From the emergency hall to the operating table, including the CT scan in the middle, it took less than ten minutes, that is, a few minutes to get on the operating table, and an examination was done, the injury was clarified, and a mature surgical plan was designated.

This is just a rescue operation for a wounded, and several other rescue scenes are also switched out one by one. The rescue of each wounded is almost the fastest without any delay. It is simply filmed deliberately. The whole process, The whole picture is smooth and tidy, without a trace of clutter. Even after the operation, even the garbage in the operating room is put into buckets, and there is no trace of clutter.

One of the wounded, as soon as he was admitted to the emergency department, underwent aortic occlusion with a balloon to temporarily stop the bleeding; another had multiple rib fractures, tension pneumothorax, and cardiac arrest, and his chest was opened directly in an ambulance. Perform chest compressions.

After the screen was played, everyone breathed a sigh of relief, and the whole venue fell silent. The doctor who was joking just now said impatiently and privately: What Japanese videos are you watching——, and stopped talking.

Some people suspect that this is fake, right? Was it deliberately photographed for everyone to see? How could it be so fast and cooperate so perfectly? The rescue would be a bit messy and a waste of time.

This is one of their daily trauma emergency surgery videos!

Director Tan's words broke the silence and dispelled everyone's doubts.

It's just their general doctor who participated in the operation. There was a picture just now. The person who rescued a ruptured liver and spleen was just a lecturer, which is equivalent to our attending physician. His operation took 12 minutes. , rupture of the liver and spleen, rupture of the duodenum, the operation took an hour, and it was also performed by a lecturer.”
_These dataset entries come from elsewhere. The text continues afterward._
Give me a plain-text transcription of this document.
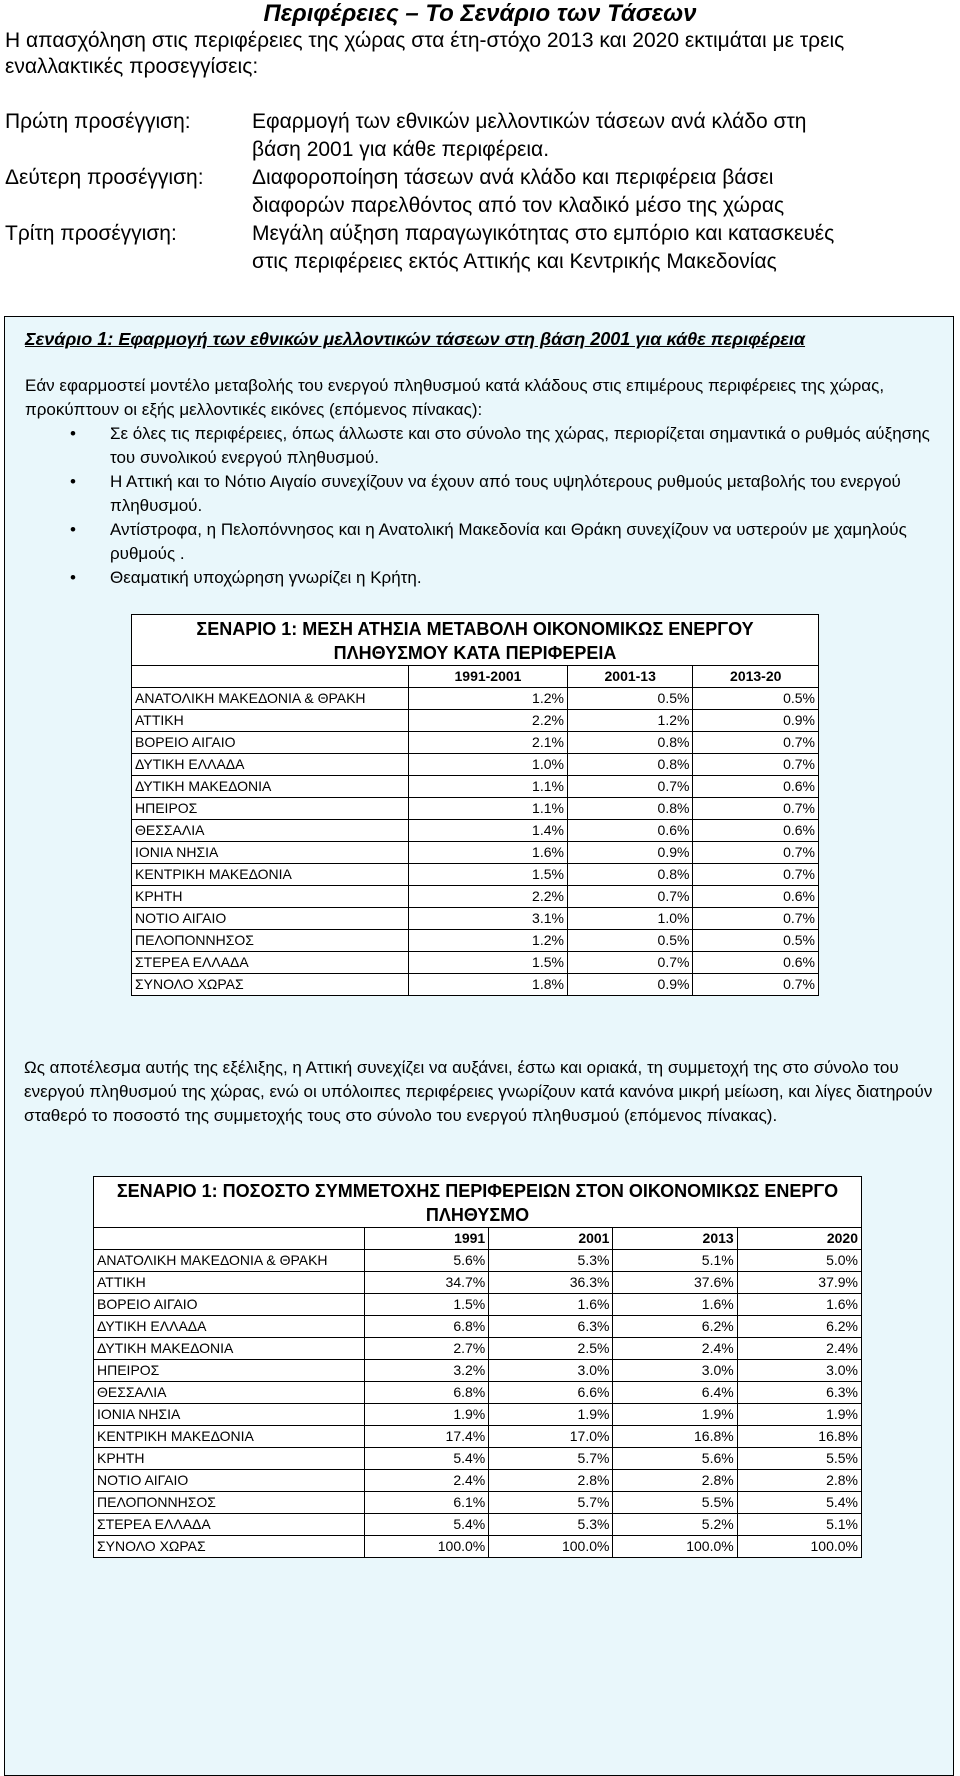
Περιφέρειες – Το Σενάριο των Τάσεων

Η απασχόληση στις περιφέρειες της χώρας στα έτη-στόχο 2013 και 2020 εκτιμάται με τρεις εναλλακτικές προσεγγίσεις:

Πρώτη προσέγγιση:	Εφαρμογή των εθνικών μελλοντικών τάσεων ανά κλάδο στη
βάση 2001 για κάθε περιφέρεια.
Δεύτερη προσέγγιση:	Διαφοροποίηση τάσεων ανά κλάδο και περιφέρεια βάσει
διαφορών παρελθόντος από τον κλαδικό μέσο της χώρας
Τρίτη προσέγγιση:	Μεγάλη αύξηση παραγωγικότητας στο εμπόριο και κατασκευές
στις περιφέρειες εκτός Αττικής και Κεντρικής Μακεδονίας
Σενάριο 1: Εφαρμογή των εθνικών μελλοντικών τάσεων στη βάση 2001 για κάθε περιφέρεια

Εάν εφαρμοστεί μοντέλο μεταβολής του ενεργού πληθυσμού κατά κλάδους στις επιμέρους περιφέρειες της χώρας, προκύπτουν οι εξής μελλοντικές εικόνες (επόμενος πίνακας):

• Σε όλες τις περιφέρειες, όπως άλλωστε και στο σύνολο της χώρας, περιορίζεται σημαντικά ο ρυθμός αύξησης του συνολικού ενεργού πληθυσμού.
• Η Αττική και το Νότιο Αιγαίο συνεχίζουν να έχουν από τους υψηλότερους ρυθμούς μεταβολής του ενεργού πληθυσμού.
• Αντίστροφα, η Πελοπόννησος και η Ανατολική Μακεδονία και Θράκη συνεχίζουν να υστερούν με χαμηλούς ρυθμούς .
• Θεαματική υποχώρηση γνωρίζει η Κρήτη.
ΣΕΝΑΡΙΟ 1: ΜΕΣΗ ΑΤΗΣΙΑ ΜΕΤΑΒΟΛΗ ΟΙΚΟΝΟΜΙΚΩΣ ΕΝΕΡΓΟΥ ΠΛΗΘΥΣΜΟΥ ΚΑΤΑ ΠΕΡΙΦΕΡΕΙΑ			
	1991-2001	2001-13	2013-20
ΑΝΑΤΟΛΙΚΗ ΜΑΚΕΔΟΝΙΑ & ΘΡΑΚΗ	1.2%	0.5%	0.5%
ΑΤΤΙΚΗ	2.2%	1.2%	0.9%
ΒΟΡΕΙΟ ΑΙΓΑΙΟ	2.1%	0.8%	0.7%
ΔΥΤΙΚΗ ΕΛΛΑΔΑ	1.0%	0.8%	0.7%
ΔΥΤΙΚΗ ΜΑΚΕΔΟΝΙΑ	1.1%	0.7%	0.6%
ΗΠΕΙΡΟΣ	1.1%	0.8%	0.7%
ΘΕΣΣΑΛΙΑ	1.4%	0.6%	0.6%
ΙΟΝΙΑ ΝΗΣΙΑ	1.6%	0.9%	0.7%
ΚΕΝΤΡΙΚΗ ΜΑΚΕΔΟΝΙΑ	1.5%	0.8%	0.7%
ΚΡΗΤΗ	2.2%	0.7%	0.6%
ΝΟΤΙΟ ΑΙΓΑΙΟ	3.1%	1.0%	0.7%
ΠΕΛΟΠΟΝΝΗΣΟΣ	1.2%	0.5%	0.5%
ΣΤΕΡΕΑ ΕΛΛΑΔΑ	1.5%	0.7%	0.6%
ΣΥΝΟΛΟ ΧΩΡΑΣ	1.8%	0.9%	0.7%

Ως αποτέλεσμα αυτής της εξέλιξης, η Αττική συνεχίζει να αυξάνει, έστω και οριακά, τη συμμετοχή της στο σύνολο του ενεργού πληθυσμού της χώρας, ενώ οι υπόλοιπες περιφέρειες γνωρίζουν κατά κανόνα μικρή μείωση, και λίγες διατηρούν σταθερό το ποσοστό της συμμετοχής τους στο σύνολο του ενεργού πληθυσμού (επόμενος πίνακας).

ΣΕΝΑΡΙΟ 1: ΠΟΣΟΣΤΟ ΣΥΜΜΕΤΟΧΗΣ ΠΕΡΙΦΕΡΕΙΩΝ ΣΤΟΝ ΟΙΚΟΝΟΜΙΚΩΣ ΕΝΕΡΓΟ ΠΛΗΘΥΣΜΟ				
	1991	2001	2013	2020
ΑΝΑΤΟΛΙΚΗ ΜΑΚΕΔΟΝΙΑ & ΘΡΑΚΗ	5.6%	5.3%	5.1%	5.0%
ΑΤΤΙΚΗ	34.7%	36.3%	37.6%	37.9%
ΒΟΡΕΙΟ ΑΙΓΑΙΟ	1.5%	1.6%	1.6%	1.6%
ΔΥΤΙΚΗ ΕΛΛΑΔΑ	6.8%	6.3%	6.2%	6.2%
ΔΥΤΙΚΗ ΜΑΚΕΔΟΝΙΑ	2.7%	2.5%	2.4%	2.4%
ΗΠΕΙΡΟΣ	3.2%	3.0%	3.0%	3.0%
ΘΕΣΣΑΛΙΑ	6.8%	6.6%	6.4%	6.3%
ΙΟΝΙΑ ΝΗΣΙΑ	1.9%	1.9%	1.9%	1.9%
ΚΕΝΤΡΙΚΗ ΜΑΚΕΔΟΝΙΑ	17.4%	17.0%	16.8%	16.8%
ΚΡΗΤΗ	5.4%	5.7%	5.6%	5.5%
ΝΟΤΙΟ ΑΙΓΑΙΟ	2.4%	2.8%	2.8%	2.8%
ΠΕΛΟΠΟΝΝΗΣΟΣ	6.1%	5.7%	5.5%	5.4%
ΣΤΕΡΕΑ ΕΛΛΑΔΑ	5.4%	5.3%	5.2%	5.1%
ΣΥΝΟΛΟ ΧΩΡΑΣ	100.0%	100.0%	100.0%	100.0%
Every doctor at this level of them has this level. Professor Masao Fujiwara, this kind of operation has not been performed yet. He simply repairs the aorta, and it never takes more than two minutes!

If there is no comparison, there will be no difference. If there is a difference, it is not scary. What I am afraid of is that I will hide my ears and steal the bell and not admit the difference. I just heard someone say that they are very busy with surgery. What Japanese surgery videos are watching, and they are better than us. ? See it now? Do you know where the bullshit is?

Director Han stood up and said word by word.

Being stronger than others, you have to do it with your hands, not your mouth, you know?

Thanks to the leader of the wolf sleigh for the reward! There is pressure, and the update can't keep up, but I will still work hard. I will take my time to add more updates to the leader of the alliance. I hope to understand, really, there is no manuscript!

Thank you George for your many 5,000 coins!

Thank you Chenxi Muyan, --- ooooo for the reward (I can't type your name, I don't know where to copy it, it's a bit similar, sorry)!

Thanks for the valuable comments from the Nuclear Explosion Infantry. Indeed, those details are too rough and have been revised. I hope to give more opinions to help improve the work.

The previous chapter about double steel penetration injuries appeared in Grey's Anatomy, not Dr. House. I read it for too long and confused it, and it has been corrected.

The penetrating injury of the wood post operated by Yang Ping, the source is restored from a real case, a masterpiece of a senior teacher, the operation time was shortened, and the operation process was almost restored according to the original operation records. In order to restore the details, the senior helped to refer to more than 20 years ago. 's medical records. The wooden stake is still kept in their hospital. At that time, the means were very limited, and it was not easy to succeed in this kind of operation. Even now, rescuing this kind of case is extremely challenging and requires rich experience and superb surgical skills. Salute to this esteemed teacher!